From emergency departments to pediatric units, health systems are increasingly turning to virtual care to address behavioral health access. Leaders are leveraging digital tools to expand capacity, help reduce unnecessary admissions and connect patients with treatment faster.
Chesterfield, Mo.-based Mercy is among the systems scaling this approach. The organization has built a virtual behavioral health division spanning four states, serving 35 hospitals and delivering psychiatric intervention to patients in crisis.
Through an interdisciplinary team — including master’s degree-level licensed clinicians, advanced psychiatric nurse practitioners and psychiatrists — Mercy provides 24/7 virtual behavioral healthcare across emergency departments and other units within the hospital.
“There’s really no place within those 35 hospitals that we cannot care for a patient … emergency departments, medical floors, ICU environments, pediatric areas and women’s health areas,” Patty Morrow, vice president of behavioral health services, told Becker’s.
The impact has been significant.

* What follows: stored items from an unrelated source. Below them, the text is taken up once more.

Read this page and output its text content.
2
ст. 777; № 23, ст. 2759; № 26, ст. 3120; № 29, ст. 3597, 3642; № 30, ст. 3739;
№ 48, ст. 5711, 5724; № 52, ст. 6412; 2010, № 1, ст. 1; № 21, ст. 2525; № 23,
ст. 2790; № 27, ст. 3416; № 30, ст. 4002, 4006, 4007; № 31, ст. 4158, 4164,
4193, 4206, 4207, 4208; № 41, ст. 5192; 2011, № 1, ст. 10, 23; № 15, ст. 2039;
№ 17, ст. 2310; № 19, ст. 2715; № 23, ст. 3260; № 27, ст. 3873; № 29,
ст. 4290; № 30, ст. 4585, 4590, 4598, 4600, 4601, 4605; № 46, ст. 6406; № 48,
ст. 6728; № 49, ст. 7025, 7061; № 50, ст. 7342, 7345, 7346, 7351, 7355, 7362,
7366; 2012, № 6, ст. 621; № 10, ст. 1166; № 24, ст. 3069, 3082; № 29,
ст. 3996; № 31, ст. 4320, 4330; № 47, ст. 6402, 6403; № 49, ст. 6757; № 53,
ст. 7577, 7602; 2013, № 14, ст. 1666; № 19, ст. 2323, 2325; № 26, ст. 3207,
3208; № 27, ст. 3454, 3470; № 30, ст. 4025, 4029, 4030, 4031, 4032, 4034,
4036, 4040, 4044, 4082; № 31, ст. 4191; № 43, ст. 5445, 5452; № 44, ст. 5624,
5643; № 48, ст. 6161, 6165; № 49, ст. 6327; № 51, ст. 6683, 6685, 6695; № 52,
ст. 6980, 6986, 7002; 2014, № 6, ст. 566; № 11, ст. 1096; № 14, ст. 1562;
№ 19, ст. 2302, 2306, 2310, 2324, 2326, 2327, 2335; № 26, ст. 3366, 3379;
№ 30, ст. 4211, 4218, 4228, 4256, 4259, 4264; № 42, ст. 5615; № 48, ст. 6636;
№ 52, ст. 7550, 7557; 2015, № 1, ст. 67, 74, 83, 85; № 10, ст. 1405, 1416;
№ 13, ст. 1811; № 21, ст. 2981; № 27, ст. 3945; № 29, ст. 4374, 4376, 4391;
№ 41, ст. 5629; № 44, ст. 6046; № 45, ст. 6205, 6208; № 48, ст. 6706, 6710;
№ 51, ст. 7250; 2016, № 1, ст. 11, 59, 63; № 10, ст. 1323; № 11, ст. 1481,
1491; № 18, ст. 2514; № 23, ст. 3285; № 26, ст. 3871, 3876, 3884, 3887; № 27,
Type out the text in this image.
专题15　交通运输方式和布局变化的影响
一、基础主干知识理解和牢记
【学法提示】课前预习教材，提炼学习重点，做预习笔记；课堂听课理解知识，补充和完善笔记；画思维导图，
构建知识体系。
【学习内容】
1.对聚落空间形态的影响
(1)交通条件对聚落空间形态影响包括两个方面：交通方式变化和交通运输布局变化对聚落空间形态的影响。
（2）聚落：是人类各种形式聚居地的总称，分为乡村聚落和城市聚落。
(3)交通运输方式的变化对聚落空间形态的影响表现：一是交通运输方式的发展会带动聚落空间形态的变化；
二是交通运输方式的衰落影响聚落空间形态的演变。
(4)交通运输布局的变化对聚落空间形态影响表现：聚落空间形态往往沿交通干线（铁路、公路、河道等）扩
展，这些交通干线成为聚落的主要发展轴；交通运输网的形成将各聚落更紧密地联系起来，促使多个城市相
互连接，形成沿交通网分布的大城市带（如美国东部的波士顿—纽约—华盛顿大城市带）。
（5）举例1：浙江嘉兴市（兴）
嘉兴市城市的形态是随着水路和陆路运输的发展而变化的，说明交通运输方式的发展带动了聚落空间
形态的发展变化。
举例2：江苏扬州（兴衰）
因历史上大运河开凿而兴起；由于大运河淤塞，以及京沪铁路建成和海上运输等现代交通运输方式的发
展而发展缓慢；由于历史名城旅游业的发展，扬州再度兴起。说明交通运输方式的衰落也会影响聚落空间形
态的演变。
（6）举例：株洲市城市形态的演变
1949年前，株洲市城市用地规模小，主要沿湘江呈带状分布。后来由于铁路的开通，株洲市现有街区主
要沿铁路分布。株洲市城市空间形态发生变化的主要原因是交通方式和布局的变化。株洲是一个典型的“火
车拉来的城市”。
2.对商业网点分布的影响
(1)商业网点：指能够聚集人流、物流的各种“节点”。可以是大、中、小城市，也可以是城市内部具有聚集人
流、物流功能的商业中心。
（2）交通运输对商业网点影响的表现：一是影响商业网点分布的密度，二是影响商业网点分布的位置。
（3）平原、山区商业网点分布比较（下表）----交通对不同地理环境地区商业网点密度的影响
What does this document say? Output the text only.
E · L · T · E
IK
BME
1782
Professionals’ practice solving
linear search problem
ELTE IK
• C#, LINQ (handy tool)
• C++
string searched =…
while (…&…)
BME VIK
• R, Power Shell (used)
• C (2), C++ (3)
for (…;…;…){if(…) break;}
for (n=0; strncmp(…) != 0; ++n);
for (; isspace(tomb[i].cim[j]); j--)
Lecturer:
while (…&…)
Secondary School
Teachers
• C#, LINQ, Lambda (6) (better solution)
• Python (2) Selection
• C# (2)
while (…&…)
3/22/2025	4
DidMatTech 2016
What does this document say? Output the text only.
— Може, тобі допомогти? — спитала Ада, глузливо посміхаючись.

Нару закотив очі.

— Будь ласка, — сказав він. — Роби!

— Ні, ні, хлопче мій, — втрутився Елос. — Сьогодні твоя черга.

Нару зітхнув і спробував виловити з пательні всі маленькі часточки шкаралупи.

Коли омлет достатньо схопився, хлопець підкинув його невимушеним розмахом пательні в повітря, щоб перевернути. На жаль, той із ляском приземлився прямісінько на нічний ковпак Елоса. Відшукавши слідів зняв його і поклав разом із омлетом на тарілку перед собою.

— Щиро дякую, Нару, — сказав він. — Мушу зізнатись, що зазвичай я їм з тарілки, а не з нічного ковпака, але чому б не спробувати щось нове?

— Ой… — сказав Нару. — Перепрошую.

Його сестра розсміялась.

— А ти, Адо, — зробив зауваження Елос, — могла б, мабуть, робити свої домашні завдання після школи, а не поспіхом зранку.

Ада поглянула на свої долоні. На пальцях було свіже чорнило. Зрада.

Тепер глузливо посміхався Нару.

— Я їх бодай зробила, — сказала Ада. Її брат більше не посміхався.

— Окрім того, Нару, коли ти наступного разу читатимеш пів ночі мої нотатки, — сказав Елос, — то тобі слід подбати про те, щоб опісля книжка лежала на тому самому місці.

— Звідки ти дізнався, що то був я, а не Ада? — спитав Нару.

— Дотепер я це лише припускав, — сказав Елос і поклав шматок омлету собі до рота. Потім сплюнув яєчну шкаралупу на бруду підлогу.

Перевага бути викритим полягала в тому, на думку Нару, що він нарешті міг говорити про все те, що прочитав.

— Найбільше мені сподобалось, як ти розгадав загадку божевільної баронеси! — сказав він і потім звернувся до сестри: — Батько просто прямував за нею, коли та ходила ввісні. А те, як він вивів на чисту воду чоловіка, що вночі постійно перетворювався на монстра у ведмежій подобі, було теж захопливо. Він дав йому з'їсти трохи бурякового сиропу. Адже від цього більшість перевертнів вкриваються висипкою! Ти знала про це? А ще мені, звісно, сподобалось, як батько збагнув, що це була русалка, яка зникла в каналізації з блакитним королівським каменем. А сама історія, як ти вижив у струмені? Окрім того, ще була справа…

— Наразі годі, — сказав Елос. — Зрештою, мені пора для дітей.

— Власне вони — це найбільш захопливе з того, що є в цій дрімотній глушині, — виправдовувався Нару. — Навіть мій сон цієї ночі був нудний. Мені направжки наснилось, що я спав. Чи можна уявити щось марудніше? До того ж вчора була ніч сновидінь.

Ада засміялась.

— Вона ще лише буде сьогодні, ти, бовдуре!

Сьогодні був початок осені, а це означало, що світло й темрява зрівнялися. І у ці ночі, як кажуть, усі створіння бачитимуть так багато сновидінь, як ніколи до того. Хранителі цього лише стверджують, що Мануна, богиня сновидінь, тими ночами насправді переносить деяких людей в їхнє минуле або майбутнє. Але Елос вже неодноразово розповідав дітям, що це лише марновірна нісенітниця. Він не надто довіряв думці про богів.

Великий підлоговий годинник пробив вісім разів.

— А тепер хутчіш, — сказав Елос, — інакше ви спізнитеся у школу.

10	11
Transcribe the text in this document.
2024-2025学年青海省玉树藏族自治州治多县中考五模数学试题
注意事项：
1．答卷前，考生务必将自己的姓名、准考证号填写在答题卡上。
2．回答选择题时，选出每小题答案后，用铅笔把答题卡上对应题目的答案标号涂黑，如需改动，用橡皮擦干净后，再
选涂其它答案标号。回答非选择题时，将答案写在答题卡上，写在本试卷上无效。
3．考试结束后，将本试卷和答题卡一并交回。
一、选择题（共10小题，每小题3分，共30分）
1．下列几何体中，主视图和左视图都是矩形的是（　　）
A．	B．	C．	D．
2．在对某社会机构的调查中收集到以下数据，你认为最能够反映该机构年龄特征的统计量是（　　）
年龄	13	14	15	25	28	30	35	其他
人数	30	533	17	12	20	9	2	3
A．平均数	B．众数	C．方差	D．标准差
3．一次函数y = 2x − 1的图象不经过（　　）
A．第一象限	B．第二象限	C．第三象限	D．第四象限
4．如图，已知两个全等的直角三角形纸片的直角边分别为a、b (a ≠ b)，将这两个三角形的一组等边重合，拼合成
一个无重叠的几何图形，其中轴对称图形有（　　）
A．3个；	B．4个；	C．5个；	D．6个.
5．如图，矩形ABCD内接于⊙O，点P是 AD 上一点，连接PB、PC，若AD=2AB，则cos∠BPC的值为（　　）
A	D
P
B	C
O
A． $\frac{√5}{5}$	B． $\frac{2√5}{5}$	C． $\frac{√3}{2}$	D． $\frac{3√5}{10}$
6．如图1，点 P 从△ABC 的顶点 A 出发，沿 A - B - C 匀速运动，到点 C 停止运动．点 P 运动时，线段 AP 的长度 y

Mercy is able to discharge 30% to 35% of behavioral health patients who present to the emergency department in crisis. By contrast, she said hospitals without such interventions see nearly 95% to 100% of these patients being admitted to behavioral health beds.
Eighty-five percent of this care is delivered through virtual solutions, Ms. Morrow said.
“Last year, we served 37,000 people through that department, and most of those individuals are people that would have never had access to a behavioral health specialist or a psychiatric nurse practitioner, or a psychiatrist,” she said.
Other systems are seeing similar gains by introducing digital therapeutics.
Peoria, Ill.-based OSF HealthCare is using digital tools to support patients with mild to moderate behavioral health needs, Dominique Dietz, director of virtual behavioral health, told Becker’s.
Through its use of the SilverCloud platform — an internet-based cognitive behavioral therapy tool — patients have seen more than a 50% improvement in PHQ-9 scores.
On average, patients participate in eight-week sessions lasting 30 to 45 minutes. They also report about a 45% improvement in general anxiety disorder assessments, or GAD-7 scores, alongside a 94% satisfaction rate.
A literature review found internet-based cognitive behavioral therapy to be a cost-effective treatment and management approach for anxiety and depression.
Meanwhile, St. Louis-based SSM Health is leveraging telehealth to manage rising demand in the emergency department, where behavioral health boarding remains a challenge.
“That has been a little bit of a challenge for us, because the emergency department is becoming so overloaded,” Becky Dvorak, MSN, RN, regional vice president of behavioral health, told Becker’s. “There are days where we can have 10 to 15 patients sitting in the ED waiting on an inpatient psych bed.”
To ease capacity constraints, SSM initiates treatment while patients are still boarding. Nurse practitioners and psychiatrists evaluate patients via telehealth and begin medication when appropriate. While psychiatric medications do not provide immediate relief, earlier intervention can improve outcomes.
“Without telehealth, we wouldn’t be able to do the amount of consultations that we do. At DePaul alone, there were around 3,700 consults last year,” Ms. Dvorak said, referring to the 124-bed location, the largest behavioral health platform in the system.